В общем я добрался до верхней площадки и увидел, что она почти пуста, потому что последний сеанс уже начался. Почти — потому что там была девчонка с нашей улицы, Джоан Клэверинг. Я знал ее еще с тех времен, когда мы играли в лото и водили хоровод. Кажется, я ей давно нравился, но не стал за ней ухлестывать по нескольким причинам: во-первых, не знал, о чем с ней говорить, а во-вторых, тратишь вдвое больше, так что под конец остаешься с пустыми карманами и чувствуешь себя жалким шутом.

К тому же у наших ребят принято получать все, что тебе причитается за твои деньги, а я в то время, да и потом тоже, не любил брать свое таким вот способом, где-нибудь в подворотне. По-моему, уж если любить, так с удобствами.

Джоан стояла у одного из аквариумов. Когда я подошел, она обернулась. Не думайте, что она такая уж страшная. Она ничего себе. Но я видел, что на ней пальто, которое она носила еще в запрошлую зиму, а было уже лето. Может, поэтому я ее пожалел. А еще потому, что она была чуть-чуть горбатая. В общем я сказал ей: «Привет, Джоан», — она ответила, и я прошел мимо. Эх, не надо было мне оглядываться. С этого все и началось. Она так странно на меня поглядела, что я вернулся.

— В чем дело — обманул он тебя? — спросил я.

Она притворно весело ответила:

— Сегодня он, по-моему, работает сверхурочно.

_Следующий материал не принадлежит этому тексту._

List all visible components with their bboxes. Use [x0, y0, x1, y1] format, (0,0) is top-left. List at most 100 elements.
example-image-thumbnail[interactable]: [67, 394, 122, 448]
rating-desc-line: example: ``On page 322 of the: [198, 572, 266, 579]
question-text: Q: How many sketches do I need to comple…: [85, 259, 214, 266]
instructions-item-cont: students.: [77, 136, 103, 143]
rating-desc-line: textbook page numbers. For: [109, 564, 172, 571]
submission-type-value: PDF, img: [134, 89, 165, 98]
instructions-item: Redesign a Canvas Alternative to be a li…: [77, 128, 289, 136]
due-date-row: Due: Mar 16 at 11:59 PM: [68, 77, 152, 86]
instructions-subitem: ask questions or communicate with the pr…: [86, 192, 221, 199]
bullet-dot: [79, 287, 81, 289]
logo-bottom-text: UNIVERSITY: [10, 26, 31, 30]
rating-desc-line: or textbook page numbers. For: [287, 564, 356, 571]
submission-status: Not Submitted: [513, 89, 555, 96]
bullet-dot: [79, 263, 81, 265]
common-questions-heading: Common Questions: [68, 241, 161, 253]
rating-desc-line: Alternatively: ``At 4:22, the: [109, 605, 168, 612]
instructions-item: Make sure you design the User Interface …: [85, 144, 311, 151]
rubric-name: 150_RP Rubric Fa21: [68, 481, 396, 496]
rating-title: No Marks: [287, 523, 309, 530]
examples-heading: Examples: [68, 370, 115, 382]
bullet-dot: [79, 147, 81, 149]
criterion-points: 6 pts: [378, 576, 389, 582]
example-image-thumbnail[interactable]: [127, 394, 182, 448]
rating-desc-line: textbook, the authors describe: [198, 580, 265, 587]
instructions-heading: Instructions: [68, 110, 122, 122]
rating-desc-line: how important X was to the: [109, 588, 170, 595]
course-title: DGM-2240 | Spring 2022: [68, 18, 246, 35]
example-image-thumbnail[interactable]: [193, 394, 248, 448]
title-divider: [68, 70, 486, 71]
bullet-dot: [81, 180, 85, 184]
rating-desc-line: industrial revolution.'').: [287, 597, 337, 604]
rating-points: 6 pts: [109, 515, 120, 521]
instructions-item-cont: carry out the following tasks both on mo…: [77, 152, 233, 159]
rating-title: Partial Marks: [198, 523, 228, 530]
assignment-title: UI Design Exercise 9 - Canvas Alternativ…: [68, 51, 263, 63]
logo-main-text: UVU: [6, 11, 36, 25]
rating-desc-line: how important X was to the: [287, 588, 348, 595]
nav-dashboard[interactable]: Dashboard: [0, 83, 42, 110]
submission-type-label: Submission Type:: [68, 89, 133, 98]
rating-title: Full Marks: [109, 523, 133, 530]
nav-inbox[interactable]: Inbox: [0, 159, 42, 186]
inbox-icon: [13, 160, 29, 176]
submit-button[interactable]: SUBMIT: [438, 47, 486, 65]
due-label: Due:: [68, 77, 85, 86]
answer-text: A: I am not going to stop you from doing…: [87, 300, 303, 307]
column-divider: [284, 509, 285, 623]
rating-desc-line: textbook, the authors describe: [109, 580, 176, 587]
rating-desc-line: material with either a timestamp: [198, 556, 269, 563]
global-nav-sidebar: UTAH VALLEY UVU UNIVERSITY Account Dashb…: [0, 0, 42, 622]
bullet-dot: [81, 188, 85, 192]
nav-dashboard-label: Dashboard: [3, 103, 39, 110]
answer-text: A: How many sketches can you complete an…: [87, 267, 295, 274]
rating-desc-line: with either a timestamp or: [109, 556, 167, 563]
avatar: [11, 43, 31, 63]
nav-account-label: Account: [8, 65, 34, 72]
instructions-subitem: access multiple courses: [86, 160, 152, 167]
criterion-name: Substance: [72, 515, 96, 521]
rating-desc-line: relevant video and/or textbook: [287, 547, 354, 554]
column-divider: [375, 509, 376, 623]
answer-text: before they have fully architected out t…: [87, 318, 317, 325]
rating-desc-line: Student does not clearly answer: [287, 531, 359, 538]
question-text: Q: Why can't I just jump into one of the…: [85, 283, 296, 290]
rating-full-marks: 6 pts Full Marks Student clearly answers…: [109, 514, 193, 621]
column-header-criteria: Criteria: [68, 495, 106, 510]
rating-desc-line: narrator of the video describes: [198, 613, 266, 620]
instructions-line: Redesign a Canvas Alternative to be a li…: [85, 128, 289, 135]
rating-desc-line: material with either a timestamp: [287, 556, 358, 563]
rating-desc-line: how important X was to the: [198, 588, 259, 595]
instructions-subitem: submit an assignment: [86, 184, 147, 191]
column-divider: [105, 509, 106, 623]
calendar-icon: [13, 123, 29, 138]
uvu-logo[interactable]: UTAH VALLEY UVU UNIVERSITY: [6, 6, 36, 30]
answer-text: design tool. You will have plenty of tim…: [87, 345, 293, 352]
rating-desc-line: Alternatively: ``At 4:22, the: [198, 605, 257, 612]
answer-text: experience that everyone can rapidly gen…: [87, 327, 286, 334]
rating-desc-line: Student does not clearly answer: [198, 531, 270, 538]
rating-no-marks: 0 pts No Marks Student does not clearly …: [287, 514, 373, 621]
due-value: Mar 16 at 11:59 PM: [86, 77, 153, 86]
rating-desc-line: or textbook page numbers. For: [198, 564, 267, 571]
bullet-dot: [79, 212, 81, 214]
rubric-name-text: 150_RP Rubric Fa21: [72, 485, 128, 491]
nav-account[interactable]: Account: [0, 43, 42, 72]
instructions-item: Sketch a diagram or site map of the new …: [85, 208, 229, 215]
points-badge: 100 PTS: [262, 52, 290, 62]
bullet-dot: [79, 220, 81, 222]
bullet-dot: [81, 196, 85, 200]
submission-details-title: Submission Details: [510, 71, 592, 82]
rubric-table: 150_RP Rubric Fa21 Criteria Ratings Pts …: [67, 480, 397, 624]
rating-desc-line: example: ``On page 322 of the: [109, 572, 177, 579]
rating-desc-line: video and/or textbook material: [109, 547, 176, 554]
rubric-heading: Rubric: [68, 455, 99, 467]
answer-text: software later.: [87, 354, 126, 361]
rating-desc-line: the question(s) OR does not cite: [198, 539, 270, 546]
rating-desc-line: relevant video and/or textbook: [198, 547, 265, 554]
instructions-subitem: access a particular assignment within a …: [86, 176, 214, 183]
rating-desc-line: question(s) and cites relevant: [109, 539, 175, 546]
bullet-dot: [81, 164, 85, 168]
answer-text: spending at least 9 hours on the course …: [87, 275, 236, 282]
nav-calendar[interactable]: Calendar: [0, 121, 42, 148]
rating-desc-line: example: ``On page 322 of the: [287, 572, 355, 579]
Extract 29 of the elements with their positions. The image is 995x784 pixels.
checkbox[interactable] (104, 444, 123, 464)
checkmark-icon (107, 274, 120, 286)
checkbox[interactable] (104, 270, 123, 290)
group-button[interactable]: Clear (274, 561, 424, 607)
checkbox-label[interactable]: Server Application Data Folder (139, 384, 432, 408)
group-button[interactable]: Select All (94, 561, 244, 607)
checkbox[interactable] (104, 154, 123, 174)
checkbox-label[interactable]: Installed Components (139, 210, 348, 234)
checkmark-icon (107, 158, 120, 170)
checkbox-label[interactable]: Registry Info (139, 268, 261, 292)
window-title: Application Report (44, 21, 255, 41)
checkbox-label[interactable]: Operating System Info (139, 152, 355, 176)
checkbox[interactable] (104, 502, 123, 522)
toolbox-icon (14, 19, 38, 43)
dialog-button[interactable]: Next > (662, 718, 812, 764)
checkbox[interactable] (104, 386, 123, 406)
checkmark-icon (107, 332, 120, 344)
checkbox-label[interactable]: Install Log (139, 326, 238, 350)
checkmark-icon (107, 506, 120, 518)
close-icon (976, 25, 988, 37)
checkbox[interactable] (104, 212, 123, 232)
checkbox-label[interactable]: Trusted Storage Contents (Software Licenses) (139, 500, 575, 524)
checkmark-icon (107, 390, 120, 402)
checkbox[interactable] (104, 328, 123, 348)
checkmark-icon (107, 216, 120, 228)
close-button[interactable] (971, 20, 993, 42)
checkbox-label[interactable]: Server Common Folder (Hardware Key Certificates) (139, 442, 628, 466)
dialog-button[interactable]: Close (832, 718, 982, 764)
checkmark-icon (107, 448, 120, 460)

И я подумал, что все сверхурочные заработки он, конечно, заначивает, надеется встретить девушку, которой на деньги плевать. Но я промолчал. Сказал только, что картина уже идет, и она сразу подошла ко мне.

— Можно мне сесть рядом с тобой, Артур? А то здесь пристают к девушкам, особенно когда они одни.

Ну что тут сделаешь?

Через минуту мы уже сидели рядом и глядели самую несусветную дрянь, какую я видел в жизни, — про какого-то хмыря, который работает на Аляске шофером, и у него всю дорогу шины спускают, и он без конца опаздывает, без чего никак не обойтись на Аляске; но другой шофер этому не верит и приезжает туда из Нью-Йорка со своей белокурой женой, чтобы водить грузовик точно по графику, а только вместо этого его жена совсем не по графику удирает к тому, первому. Мы стали играть в такую игру: считали по уговору, закрыв глаза, и нужно было угадать, что произойдет на экране, когда кончишь считать. Я выигрывал так часто, что играть стало просто неинтересно. Раза два Джоан придвигалась ко мне и, по-моему, была не прочь, чтоб я ее потискал. Но я вместо этого предложил ей сигарету. Она выкинула обычный фортель — хихикая, задула огонь, а потом схватила меня за руку, будто бы для того, чтобы удержать спичку. Так что я даже обрадовался, когда зажегся свет, хотя знал, что придется купить ей мороженое.

И тут ввалилась целая орава ребят. Я сразу узнал портовых по красным курткам и длинным бакам — года полтора, наверно, отращивали — и понадеялся, что они ко мне не пристанут. Они сели позади нас и стали отпускать всякие шуточки; потом один, длинный, худой и прыщавый, наклонился вперед и взял Джоан за плечо.

— Что, не дождалась меня?

Она повернула голову ко мне, потом отдернула плечо и оглянулась.

— А ты зачем ребят привел? Боишься, что один домой не дойдешь?

— Иди-ка сюда, я тебе объясню!

— Нет уж, теперь поздно. Я занята.

— Слушай, Джоан, — сказал я. — Ты иди, если хочешь.

— Это еще что за дурачок, из какой деревни? — спросил прыщавый.

— Хочешь от меня отделаться? — сказала она мне и говорит тому: — Заткни глотку, а не то мой дружок тебе ее заткнет.

Я вздохнул с облегчением, когда снова погас свет. Не обязательно быть трусом, чтобы избегать драки, особенно когда их пятеро или шестеро на одного. Я молил бога, чтоб картина была интересная, с пятью кинозвездами, потому что хоть я и не трус, но драться с такой оравой мне не светило. Еще куда ни шло, когда ты не один и есть надежда на победу, но мало радости, чтоб тебя отколотили всем скопом. Но малютка Джоанн этого не понимала. А может, и понимала. До сих пор толком не знаю. Она все жалась ко мне, а я отодвигался. Тогда она схватила меня за руку. Рука у нее была горячая. Да и у меня, честно говоря, тоже. Не стану утверждать, что остался к ней равнодушным.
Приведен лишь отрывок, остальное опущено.